High throughput molecular design of electron donors and non-fullerene acceptors using machine learning combined with substructure importance†
Abstract
The electron donor and acceptor materials in the active layer critically influence organic solar cell (OSC) performance. However, traditional experimental methods for discovering high-performance materials are often time-consuming, costly and inefficient. Herein, to address this challenge, we established a database containing 547 donor–acceptor pairs in OSCs. Each molecule in the database was represented using Morgan and MACCS fingerprints. The machine learning random forest (RF) model was employed, with hyperparameters optimized through grid search, to develop a predictive model for power conversion efficiency (PCE). To gain insights into the relationship between PCE and molecular substructures of both donors and non-fullerene acceptors, SHapley Additive exPlanations (SHAP) analysis was performed based on MACCS fingerprints.
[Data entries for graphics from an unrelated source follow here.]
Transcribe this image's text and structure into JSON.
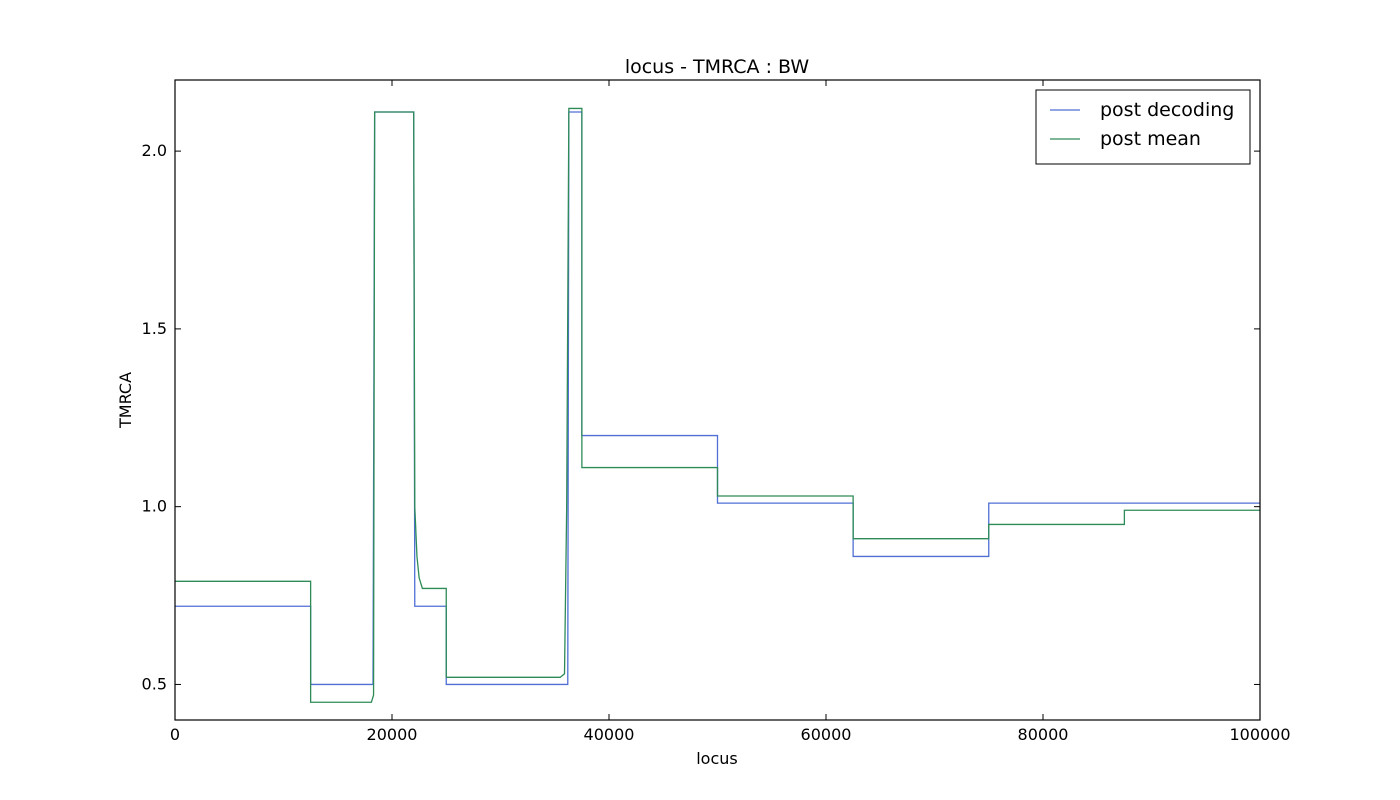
{
  "chart_data": {
    "type": "line",
    "title": "locus - TMRCA : BW",
    "xlabel": "locus",
    "ylabel": "TMRCA",
    "xlim": [
      0,
      100000
    ],
    "ylim": [
      0.4,
      2.2
    ],
    "xticks": [
      0,
      20000,
      40000,
      60000,
      80000,
      100000
    ],
    "xtick_labels": [
      "0",
      "20000",
      "40000",
      "60000",
      "80000",
      "100000"
    ],
    "yticks": [
      0.5,
      1.0,
      1.5,
      2.0
    ],
    "ytick_labels": [
      "0.5",
      "1.0",
      "1.5",
      "2.0"
    ],
    "grid": false,
    "legend_position": "top-right",
    "series": [
      {
        "name": "post decoding",
        "color": "#4f6fd5",
        "x": [
          0,
          12500,
          12500,
          18250,
          18400,
          22000,
          22100,
          25000,
          25000,
          36200,
          36300,
          37500,
          37500,
          50000,
          50000,
          62500,
          62500,
          75000,
          75000,
          100000
        ],
        "y": [
          0.72,
          0.72,
          0.5,
          0.5,
          2.11,
          2.11,
          0.72,
          0.72,
          0.5,
          0.5,
          2.11,
          2.11,
          1.2,
          1.2,
          1.01,
          1.01,
          0.86,
          0.86,
          1.01,
          1.01
        ]
      },
      {
        "name": "post mean",
        "color": "#2e8b57",
        "x": [
          0,
          12500,
          12500,
          18100,
          18300,
          18400,
          22000,
          22100,
          22300,
          22500,
          22800,
          25000,
          25000,
          35500,
          35900,
          36100,
          36300,
          37500,
          37500,
          50000,
          50000,
          62500,
          62500,
          75000,
          75000,
          87500,
          87500,
          100000
        ],
        "y": [
          0.79,
          0.79,
          0.45,
          0.45,
          0.47,
          2.11,
          2.11,
          1.0,
          0.86,
          0.8,
          0.77,
          0.77,
          0.52,
          0.52,
          0.53,
          1.0,
          2.12,
          2.12,
          1.11,
          1.11,
          1.03,
          1.03,
          0.91,
          0.91,
          0.95,
          0.95,
          0.99,
          0.99
        ]
      }
    ]
  }
}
The top five important MACCS fingerprints were figured out for donor and non-fullerene acceptor molecules that positively correlate with PCE. The donor and non-fullerene acceptor molecules in the constructed database were cut into molecular substructures for enriching the chemical space of efficient molecular design. The important donor substructures, acceptor substructures and π substructures were screened and selected to design donors (D–π–A–π type) and non-fullerene acceptor (A–π–D–π–A and A–D–A types) molecules, generated 4914 donor and 701 800 acceptor molecules. Correspondingly, 3 448 645 200 donor–acceptor pairs were obtained. The PCE of newly designed donor–acceptor pairs were predicted using the optimized RF model. The 14 296 new donor–acceptor pairs were identified with the predicted PCE exceeding 14.00%. Among them, 123 pairs exhibited a PCE greater than 15.50%, with the highest predicted PCE of 15.91%. This method enables the efficient molecular design of a large number of potential OSC materials.